According to Kashmir Media Service, the Committee to Protect Journalists (CPJ) on Monday demanded that Indian authorities immediately guarantee the safety of Ayyub and her family. The threats occurred on November 2, when Ayyub received a barrage of video calls, phone calls, and WhatsApp messages over a 20-minute period from an international number .
“The threats of violence made against Rana Ayyub and her father from an unknown international number are deeply concerning,” said CPJ’s India representative Kunal Majumder. “Authorities must act swiftly to identify and hold accountable those responsible and ensure the safety of all journalists in India so they can work without fear of intimidation or violence” .
The caller demanded that Ayyub write a column on the 1984 anti-Sikh riots and explicitly threatened to send people to her home to attack her and kill her father if she failed to publish the article. In her police complaint filed with the Kopar Khairane Police Station in Navi Mumbai, Ayyub noted that the caller’s profile picture matched a photograph of incarcerated Indian gangster Lawrence Bishnoi .
This incident is not an isolated one for Ayyub, whose personal phone number was leaked online last year and who has faced repeated online trolling, official intimidation, and rape and death threats as a result of her reporting . Ayyub stated that police officers were subsequently sent to her residence for protection.
This latest threat fits a broader pattern of systematic harassment against the journalist. A report by Reporters Without Borders (RSF) has detailed how Ayyub has become a symbol of the online attacks faced by women journalists in India, often from networks affiliated with the Hindutva movement.
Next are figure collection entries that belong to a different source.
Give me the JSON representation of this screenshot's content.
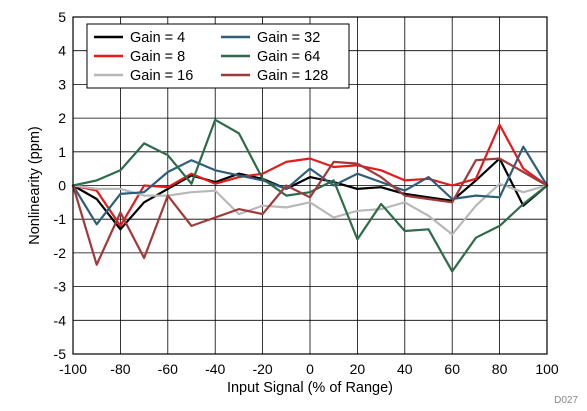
{
  "chart_data": {
    "type": "line",
    "title": "",
    "xlabel": "Input Signal (% of Range)",
    "ylabel": "Nonlinearity (ppm)",
    "xlim": [
      -100,
      100
    ],
    "ylim": [
      -5,
      5
    ],
    "xticks": [
      -100,
      -80,
      -60,
      -40,
      -20,
      0,
      20,
      40,
      60,
      80,
      100
    ],
    "yticks": [
      5,
      4,
      3,
      2,
      1,
      0,
      -1,
      -2,
      -3,
      -4,
      -5
    ],
    "grid": true,
    "legend_position": "top-left",
    "figure_code": "D027",
    "x": [
      -100,
      -90,
      -80,
      -70,
      -60,
      -50,
      -40,
      -30,
      -20,
      -10,
      0,
      10,
      20,
      30,
      40,
      50,
      60,
      70,
      80,
      90,
      100
    ],
    "series": [
      {
        "name": "Gain = 4",
        "color": "#000000",
        "values": [
          0,
          -0.4,
          -1.3,
          -0.5,
          -0.1,
          0.3,
          0.1,
          0.35,
          0.2,
          -0.1,
          0.25,
          0.1,
          -0.1,
          -0.05,
          -0.25,
          -0.35,
          -0.45,
          0.15,
          0.8,
          -0.6,
          0
        ]
      },
      {
        "name": "Gain = 8",
        "color": "#e41a1c",
        "values": [
          0,
          -0.15,
          -1.2,
          0.0,
          -0.05,
          0.35,
          0.05,
          0.25,
          0.35,
          0.7,
          0.8,
          0.55,
          0.6,
          0.45,
          0.15,
          0.2,
          0.0,
          0.2,
          1.8,
          0.5,
          0
        ]
      },
      {
        "name": "Gain = 16",
        "color": "#b8b8b8",
        "values": [
          0,
          -0.1,
          -0.1,
          -0.3,
          -0.3,
          -0.2,
          -0.15,
          -0.85,
          -0.6,
          -0.65,
          -0.5,
          -0.95,
          -0.75,
          -0.7,
          -0.5,
          -0.9,
          -1.45,
          -0.6,
          0.05,
          -0.2,
          0
        ]
      },
      {
        "name": "Gain = 32",
        "color": "#2e5e78",
        "values": [
          0,
          -1.15,
          -0.25,
          -0.2,
          0.4,
          0.75,
          0.45,
          0.3,
          0.15,
          -0.1,
          0.5,
          0.0,
          0.35,
          0.1,
          -0.15,
          0.25,
          -0.4,
          -0.3,
          -0.35,
          1.15,
          0
        ]
      },
      {
        "name": "Gain = 64",
        "color": "#2d6b4a",
        "values": [
          0,
          0.15,
          0.45,
          1.25,
          0.9,
          0.05,
          1.95,
          1.55,
          0.2,
          -0.3,
          -0.2,
          0.15,
          -1.6,
          -0.55,
          -1.35,
          -1.3,
          -2.55,
          -1.55,
          -1.2,
          -0.55,
          0
        ]
      },
      {
        "name": "Gain = 128",
        "color": "#a0393a",
        "values": [
          0,
          -2.35,
          -0.8,
          -2.15,
          -0.3,
          -1.2,
          -0.95,
          -0.7,
          -0.85,
          0.0,
          -0.35,
          0.7,
          0.65,
          0.25,
          -0.3,
          -0.4,
          -0.5,
          0.75,
          0.8,
          0.4,
          0
        ]
      }
    ]
  }
}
RSF has also documented instances where she was stalked by individuals posing as intelligence agents while reporting, which intimidated her sources and severely hampered her work.
International organizations, including the International Center for Journalists (ICFJ), have repeatedly stood in solidarity with Ayyub, condemning the legal and online persecution she faces, which is designed to intimidate her into silence.